Nor is al Qaeda’s silence on the memos a tacit admission that the end of torture is bad for its recruitment. Jihadi strategists have never shied away from publicly discussing the objective challenges they are facing. There are many reasons for al Qaeda to fear an Obama administration, but the cleanup of the CIA black sites is not one of them.
The reason for the silence on the forums is that al Qaeda couldn’t care less about the current U.S. debate about torture. The questions of who signed which memos when, whether Khalid Sheikh Mohammed was waterboarded 80 or 180 times, and whether a millipede was inserted into Abu Zubaydah’s confinement box are only interesting for those who did not expect the United States to behave this way. And the jihadists are not among them.
For a start, al Qaeda never cared about the black sites in the first place. It never expected its leaders to be treated gently, and it knew the dungeons of Cairo were infinitely worse anyway. Moreover, even if the CIA really did stop torture, the United States has so little credibility left in the Muslim world that virtually nobody would believe it. And those who would believe it would rightly point out that the practice of rendition will continue. Most importantly, Guantánamo and Abu Ghraib have already provided enough propaganda material to last a generation. For the jihadists — indeed for most Muslims — the CIA memos are a small drop in an ocean of examples of Western injustice toward Muslims.
The bottom line is that the damage caused by Guantánamo and Abu Ghraib is irreparable and the end of U.S. torture will not in itself make the United States safer from this generation of jihadists.

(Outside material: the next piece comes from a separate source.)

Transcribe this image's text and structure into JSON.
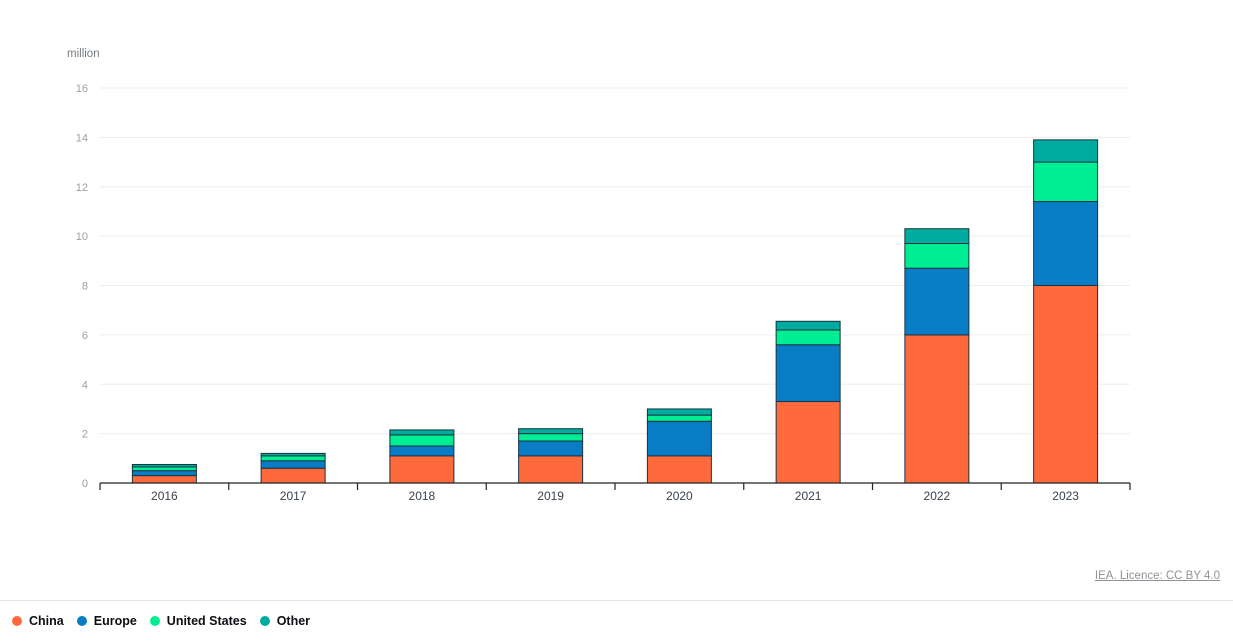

Ending torture in the United States is obviously important, but it will only bring security benefits if it is part of a broader policy package that includes pressure on allied regimes to do the same.
Cleaning up America’s own backyard might make liberals feel good about themselves, but they should not be fooled into thinking that this alone will make them safer.
Thomas Hegghammer is a fellow at Harvard Kennedy School and a senior research fellow at the Norwegian Defence Research Establishment. He is the coauthor of Al Qaeda in Its Own Words and author of the forthcoming Jihad in Saudi Arabia. He blogs about jihadi Web sites at www.jihadica.com.